Mais do que o arcabouço, agora, depende da execução. O Brasil tem de entregar. Chegou a hora de a gente entregar melhores resultados fiscais e condições para o crescimento. Traduzindo: são reformas que tragam um PIB potencial maior e de melhor qualidade. O caminho é bem conhecido, e o comunicado é muito claro. O Brasil precisa melhorar a sua condição fiscal, e o comunicado diz que estão sendo criadas condições para isso.

O governo fala em zerar o déficit no ano que vem e entregar um superávit de 1% do PIB em 2026. Ele vai conseguir alcançar as metas de primário?

Eu acho essas metas extremamente desafiadoras. São impossíveis? Não, mas muito desafiadoras, dado que tem um ajuste pelo lado das receitas. Antes de garantir a arrecadação, nós aumentamos a despesa. Esse aumento da despesa já vem dos últimos anos. Agora, temos uma agenda claramente passando pelo ajuste no lado da receita, mas numa economia que, ciclicamente, em função do aperto monetário para o controle inflacionário, está passando por uma desaceleração.
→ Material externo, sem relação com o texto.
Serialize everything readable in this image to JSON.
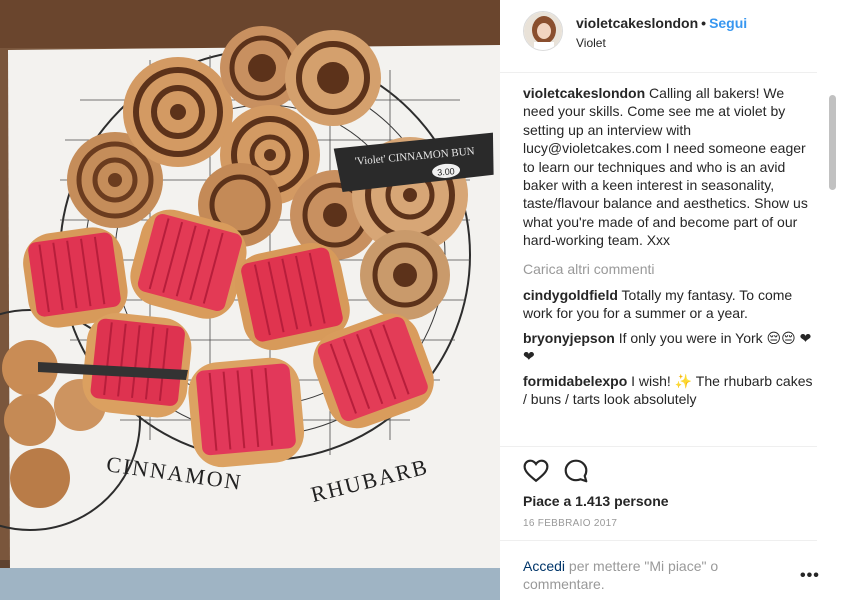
{
  "post": {
    "photo_text": {
      "sign_label": "'Violet' CINNAMON BUN",
      "price": "3.00",
      "left_label": "CINNAMON",
      "right_label": "RHUBARB"
    }
  },
  "header": {
    "username": "violetcakeslondon",
    "separator": "•",
    "follow_label": "Segui",
    "subtitle": "Violet"
  },
  "caption": {
    "username": "violetcakeslondon",
    "text": "Calling all bakers! We need your skills. Come see me at violet by setting up an interview with lucy@violetcakes.com I need someone eager to learn our techniques and who is an avid baker with a keen interest in seasonality, taste/flavour balance and aesthetics. Show us what you're made of and become part of our hard-working team. Xxx"
  },
  "load_more_label": "Carica altri commenti",
  "comments": [
    {
      "username": "cindygoldfield",
      "text": "Totally my fantasy. To come work for you for a summer or a year."
    },
    {
      "username": "bryonyjepson",
      "text": "If only you were in York 😔😔 ❤❤"
    },
    {
      "username": "formidabelexpo",
      "text": "I wish! ✨ The rhubarb cakes / buns / tarts look absolutely"
    }
  ],
  "actions": {
    "like_icon": "heart-outline-icon",
    "comment_icon": "speech-bubble-icon",
    "likes_text": "Piace a 1.413 persone",
    "date": "16 FEBBRAIO 2017"
  },
  "login": {
    "link": "Accedi",
    "rest": " per mettere \"Mi piace\" o commentare.",
    "more_icon": "•••"
  },
  "colors": {
    "link_blue": "#3897f0",
    "login_blue": "#003569",
    "muted": "#999999",
    "text": "#262626"
  }
}
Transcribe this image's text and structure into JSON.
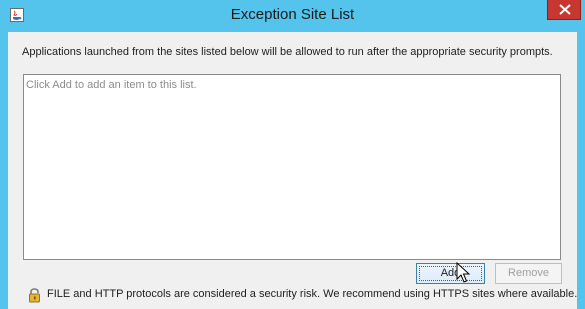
{
  "window": {
    "title": "Exception Site List"
  },
  "description": "Applications launched from the sites listed below will be allowed to run after the appropriate security prompts.",
  "site_list": {
    "placeholder": "Click Add to add an item to this list.",
    "items": []
  },
  "buttons": {
    "add_label": "Add",
    "remove_label": "Remove"
  },
  "warning": {
    "icon": "lock-icon",
    "text": "FILE and HTTP protocols are considered a security risk.  We recommend using HTTPS sites where available."
  },
  "colors": {
    "titlebar": "#54c4ec",
    "close_button": "#c7372f",
    "client_background": "#f0f0f0"
  }
}
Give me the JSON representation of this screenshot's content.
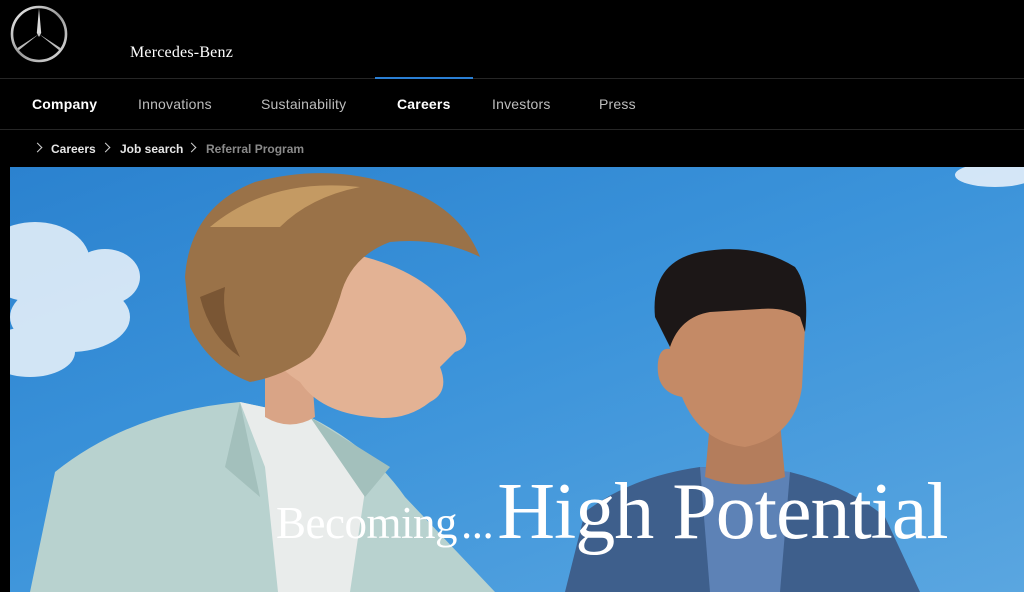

Força do setor externo brasileira compensa a fragilidade fiscal, diz economista-chefe do banco Santander Foto: Werther Santana/Estadão

O comunicado da Fitch também dá destaques para as reformas realizadas no País. Qual é a avaliação da sra. sobre esse conjunto de mudanças?

As reformas foram importantes para o País. Desde a crise de 2015 e 2016, o Brasil enfrentou reformas para poder se recuperar. Ele (o comunicado da Fitch) cita a reforma de pensões (da Previdência), a trabalhista e, agora, a reforma tributária. Cita a independência do Banco Central. Então acho que tem, sim, aspectos que são importantes para a sociedade entender que é fundamental esse esforço de debate, de discussão, para se achar consensos e encontrar caminhos.

Esse movimento das agências de classificação num período tão curto de governo surpreende?

Foram vários fatores que pavimentaram esse caminho. Na minha visão, as reformas foram um caminho muito importante, mas eu queria destacar outro fator que também tem sido importante para o Brasil. É a robustez do nosso setor externo. E ela está assentada, primeiro, nas exportações — dois terços da pauta exportadora já são commodities. Segundo, o câmbio flexível com um nível de reservas bem superior à média dos nossos pares, dos países emergentes. Terceiro, uma baixa dependência externa do financiamento da dívida pública brasileira. Os principais financiadores da dívida brasileira são os residentes e grande parte é financiada em reais. Nós também temos um déficit em transações correntes, mas largamente financiado por entrada de investimentos diretos estrangeiros. Esses elementos do nosso setor externo vão dando muita resiliência à economia brasileira. É uma construção importante para compensar, em alguma medida, a nossa maior fragilidade, que é a fiscal.